Nicholas Succeeds Munro as Co-CEO of Time Warner
NEW YORK (AP) _ The guard is changing at the top of Time Warner Inc.
The company’s president, Nicholas J. Nicholas Jr., succeeds J. Richard Munro today as co-chief executive of the media and entertainment giant.
The top-level changes had been widely expected, and the 50-year-old Nicholas said no major changes are expected because he and Munro have worked together so closely for years.
″This represents continuity, not change,″ Nicholas said.
The 59-year-old Munro announced he was stepping down at the first annual meeting of Time Warner shareholders since Time Inc. completed its acquisition of Warner Communications Inc. earlier this year.
Munro had been chief executive at Time since 1980 and chairman since 1986. He shared both titles with Warner boss Steven J. Ross since Time bought a controlling interest in Warner and changed its name last year.
A onetime Sports Illustrated publisher, Munro had said he wanted to serve only 10 years as chief executive, and the company spelled out succession plans when the Warner deal was first announced in March 1989.
Munro’s contract at Time Warner entitled him to deferred compensation of nearly $4.3 million if he retired from his posts on or before this May 31.
Nicholas, 50, has been with Time since 1964 and president since 1986.
″The future belongs to him and to Steve and to the remarkable people at Time Warner. I wish you all godspeed,″ Munro told shareholders and others who filled the 1,150-seat Ziegfeld Theater for Tuesday’s 2 1/2 -hour meeting.
Ross, 62, becomes the company’s sole chairman with Munro’s retirement. Plans are for him to share the chief executive’s post for four more years, after which he is expected to leave that job entirely to Nicholas.
Time spurned a $12.2 billion buyout offer from Paramount Communications Inc. last summer and proceeded with a $14 billion purchase of Warner. The deal, completed in January, created a world leader in magazines, books, films, recorded music, TV production and cable TV systems.
Time never allowed shareholders to vote on the Paramount offer, but there were few complaints expressed Tuesday about Time’s tactics.
Shareholders rejected a proposal, which was opposed by management, calling on Time Warner to either redeem or submit to a shareholder vote a key anti- takeover defense known as a poison pill.
William Steiner, who presented the resolution, said Time management had cost its shareholders about $5 billion by rejecting Paramount’s $200-a-share offer without allowing a vote.
About 43 percent of the shares voted in favor of the proposal and 57.8 percent against, the company said.

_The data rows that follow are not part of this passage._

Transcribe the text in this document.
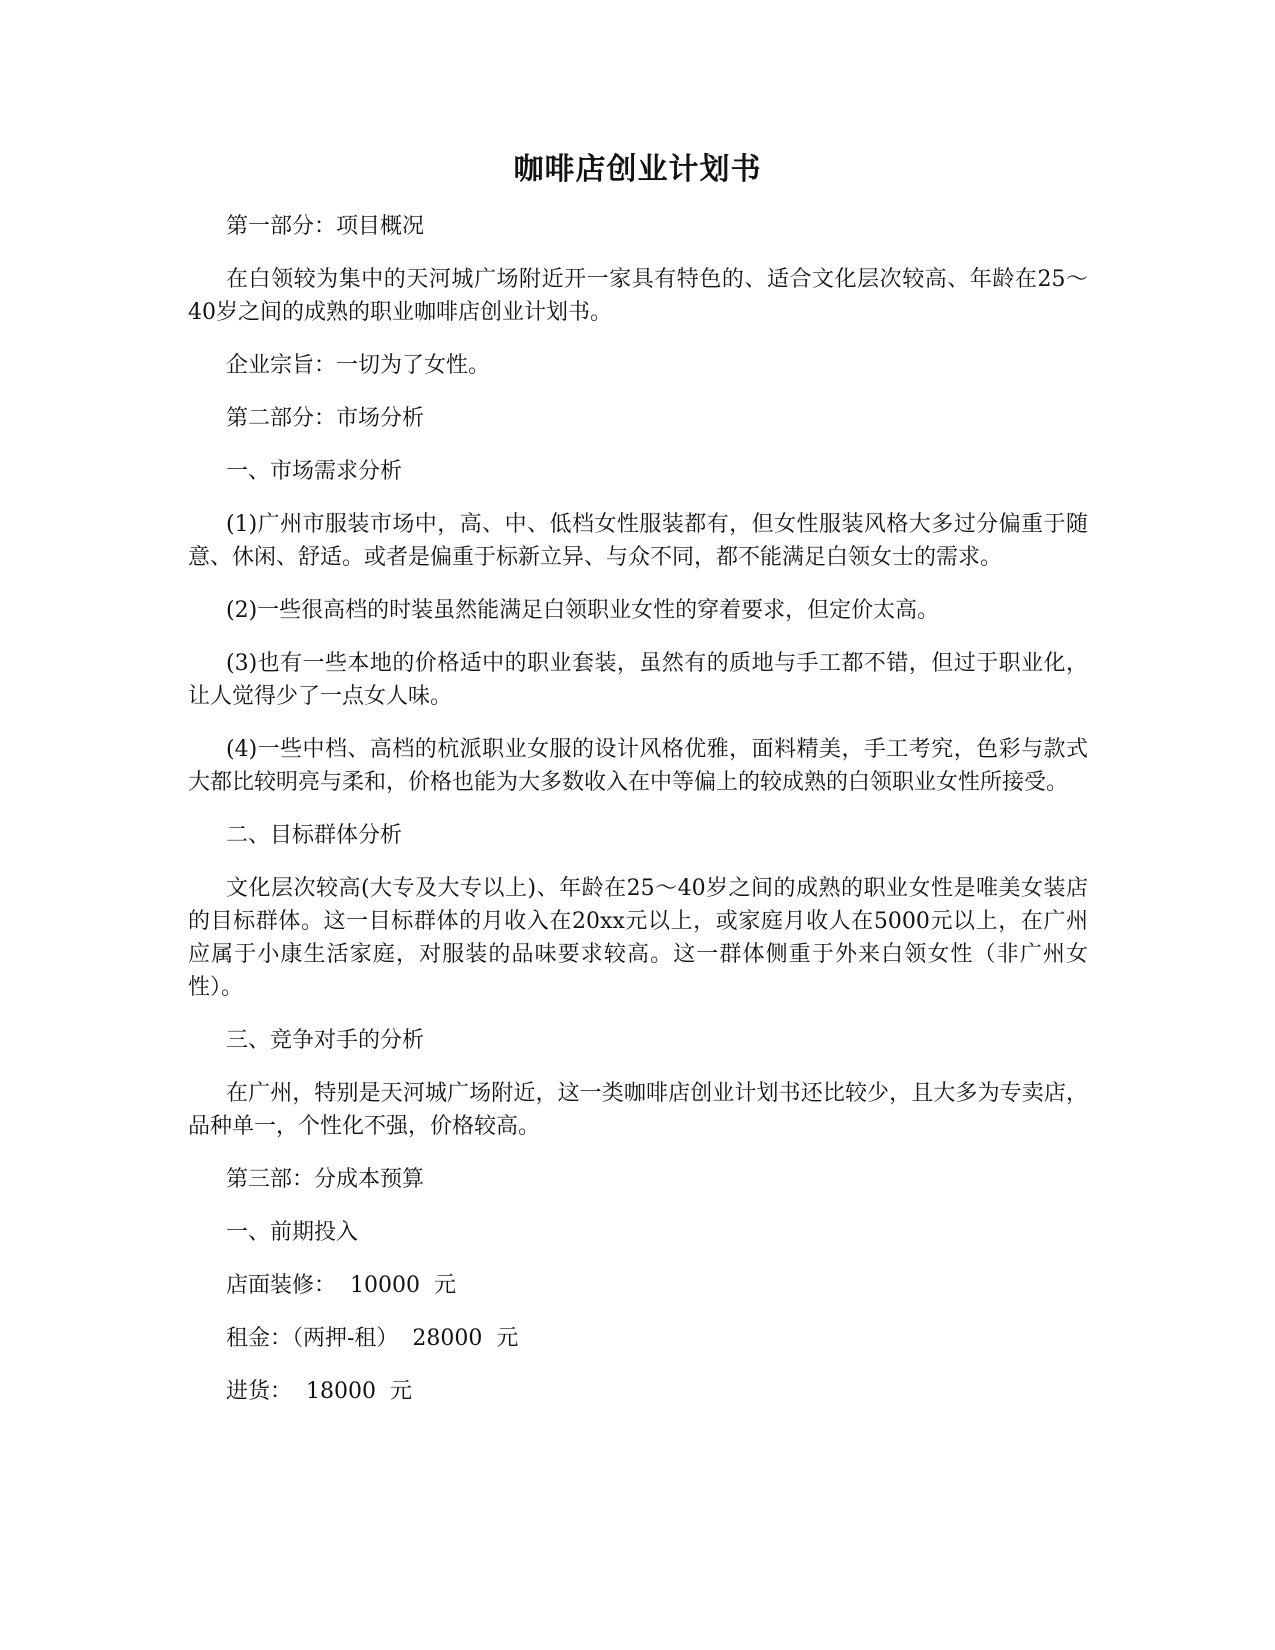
咖啡店创业计划书

第一部分：项目概况

在白领较为集中的天河城广场附近开一家具有特色的、适合文化层次较高、年龄在25～40岁之间的成熟的职业咖啡店创业计划书。

企业宗旨：一切为了女性。

第二部分：市场分析

一、市场需求分析

(1)广州市服装市场中，高、中、低档女性服装都有，但女性服装风格大多过分偏重于随意、休闲、舒适。或者是偏重于标新立异、与众不同，都不能满足白领女士的需求。

(2)一些很高档的时装虽然能满足白领职业女性的穿着要求，但定价太高。

(3)也有一些本地的价格适中的职业套装，虽然有的质地与手工都不错，但过于职业化，让人觉得少了一点女人味。

(4)一些中档、高档的杭派职业女服的设计风格优雅，面料精美，手工考究，色彩与款式大都比较明亮与柔和，价格也能为大多数收入在中等偏上的较成熟的白领职业女性所接受。

二、目标群体分析

文化层次较高(大专及大专以上)、年龄在25～40岁之间的成熟的职业女性是唯美女装店的目标群体。这一目标群体的月收入在20xx元以上，或家庭月收人在5000元以上，在广州应属于小康生活家庭，对服装的品味要求较高。这一群体侧重于外来白领女性（非广州女性）。

三、竞争对手的分析

在广州，特别是天河城广场附近，这一类咖啡店创业计划书还比较少，且大多为专卖店，品种单一，个性化不强，价格较高。

第三部：分成本预算

一、前期投入

店面装修：  10000  元

租金：（两押-租）  28000  元

进货：  18000  元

In trading Tuesday on the New York Stock Exchange, Time Warner stock fell 50 cents a share to $94.
Ross said uncertainty about congressional efforts to impose more regulations on the cable industry had cut the value of Time Warner stock by $2.5 billion to $3 billion. Time Warner is the nation’s second biggest cable TV system operator.
One shareholder asked Ross to explain why he deserved his lucrative benefits package, under which he is entitled to deferred compensation of about $122 million.
Ross said the package mainly reflected stock bonuses and stock appreciation rights he was granted in 1987 at Warner, and noted the company he founded had grown at a remarkable pace in recent years.
Munro, who will stay on as a Time Warner director and chairman of its executive committee, joined the Time magazine circulation department in 1957.
He became president and chief executive of Time Inc. in 1980, and took on the title of chairman in 1986, passing the president’s job to Nicholas.
Munro defended the decision to combine with Warner rather than take the Paramount offer, saying the new company offered a potential ″long-term return on investments that would far outstrip any single short-term gain the sale or breakup of Time might bring.″
Time Warner lost $256 million on revenue of $10.8 billion last year, mainly because of costs associated with its purchase of a majority stake in Warner. Nicholas said a top priority is reducing the company’s $10.8 billion debt.